The plaintiffs in this case include feminists, journalists, and human rights workers who are members of an opposition group that has stood up to the oppressive policies of the FIS and the Algerian government. Approximately 1,000 people in Algeria and in exile have, at great personal risk, already signed papers indicating their support of this case. One plaintiff, Jane Doe II, watched as an airplane that contained her sister and daughter was hijacked by the GIA on December 24, 1994. Jane Doe IX’s husband was a journalist for a secular newspaper that was often critical of the Islamic insurgency. He was killed in 1995.
In 1996, the lawsuit was filed in the U.S. District Court for the District of Columbia.
Defendant Haddam filed a motion to dismiss the suit on the grounds of personal jurisdiction, service, and subject matter jurisdiction.

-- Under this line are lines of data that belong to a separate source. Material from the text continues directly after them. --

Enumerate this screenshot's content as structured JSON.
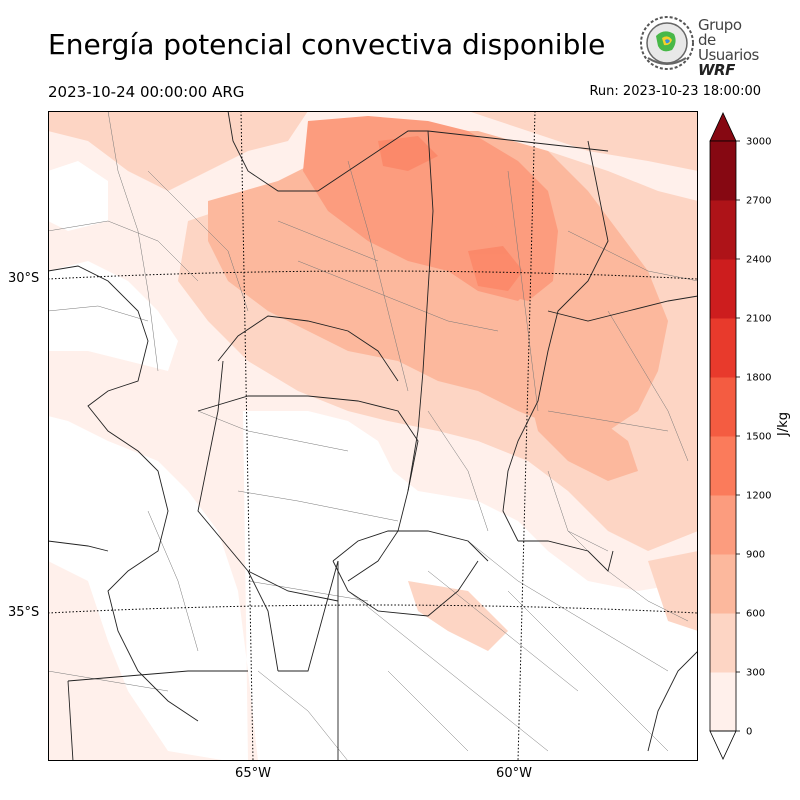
{
  "title": "Energía potencial convectiva disponible",
  "valid_time": "2023-10-24 00:00:00 ARG",
  "run_time": "Run: 2023-10-23 18:00:00",
  "logo": {
    "line1": "Grupo de",
    "line2": "Usuarios",
    "line3": "WRF",
    "icon": "wrf-globe-seal-icon"
  },
  "map": {
    "lat_labels": [
      "30°S",
      "35°S"
    ],
    "lon_labels": [
      "65°W",
      "60°W"
    ],
    "background": "#ffffff",
    "border_color": "#222222"
  },
  "colorbar": {
    "units": "J/kg",
    "ticks": [
      "0",
      "300",
      "600",
      "900",
      "1200",
      "1500",
      "1800",
      "2100",
      "2400",
      "2700",
      "3000"
    ],
    "colors": [
      "#fff0eb",
      "#fdd5c4",
      "#fcb89d",
      "#fc9c7e",
      "#fb7b5b",
      "#f45c41",
      "#e83a2c",
      "#cd1d1e",
      "#ae1318",
      "#860812"
    ],
    "extend": "both"
  },
  "chart_data": {
    "type": "heatmap",
    "title": "Energía potencial convectiva disponible",
    "variable": "CAPE",
    "units": "J/kg",
    "levels": [
      0,
      300,
      600,
      900,
      1200,
      1500,
      1800,
      2100,
      2400,
      2700,
      3000
    ],
    "lat_ticks": [
      "30°S",
      "35°S"
    ],
    "lon_ticks": [
      "65°W",
      "60°W"
    ],
    "max_region_value_range": [
      900,
      1200
    ]
  }
}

On February 3, 1998, Judge Stanley Sporkin rejected the defendant Haddam’s motion to dismiss the lawsuit. The court ruled that it had jurisdiction under the Alien Tort Claims Act (ATCA), rejecting the defendant’s argument that ATCA was confined to state actors. It also found it had jurisdiction under the Torture Victims Protection Act (TVPA), holding that the statute’s state action requirement does not require that a particular government be officially recognized and the statute is equally applicable to a de facto state. Judge Sporkin ruled that the alleged acts of the FIS are clearly in violation of international law, citing Common Article 3’s applicability to internal armed conflict.
CCR filed a motion to compel discovery.
Haddam moved for summary judgment to have the case dismissed.
On March 31, 2003, Judge James Robertson of the U.S. District Court for the District of Columbia granted Haddam's motion for summary judgment and denied the plaintiffs’ motion to compel discovery. Also, the court denied standing to the RAFD, reasoning that since RAFD is seeking money damages it does not have associational standing because "individualized proof would be required from each member to determine the correct amount of damages if Haddam were found liable." The court also revisited the issue of subject matter jurisdiction, which had been previously decided in favor of the plaintiffs, and found that the complaint was sufficiently different to merit reconsideration.
Subsequently, United States District Court for the District of Columbia held that the plaintiffs' allegations of Haddam's complicity in the commission of war crimes and crimes against humanity were not supported by the weight of legal authority. The court found that the plaintiffs had not offered sufficient evidence showing Haddam's complicity in the alleged acts of the armed Islamic groups to avoid summary judgment.
The United States District Court for the District of Columbia found in favor of the defendants. CCR believes that this decision was wrongly decided on numerous legal and factual bases. A victory in this case would have further established the principle that freedom from sexual violence is a right recognized under international human rights protections and a tort actionable in U.S. courts. The plaintiffs and their counsel are currently analyzing the judgment to determine their options.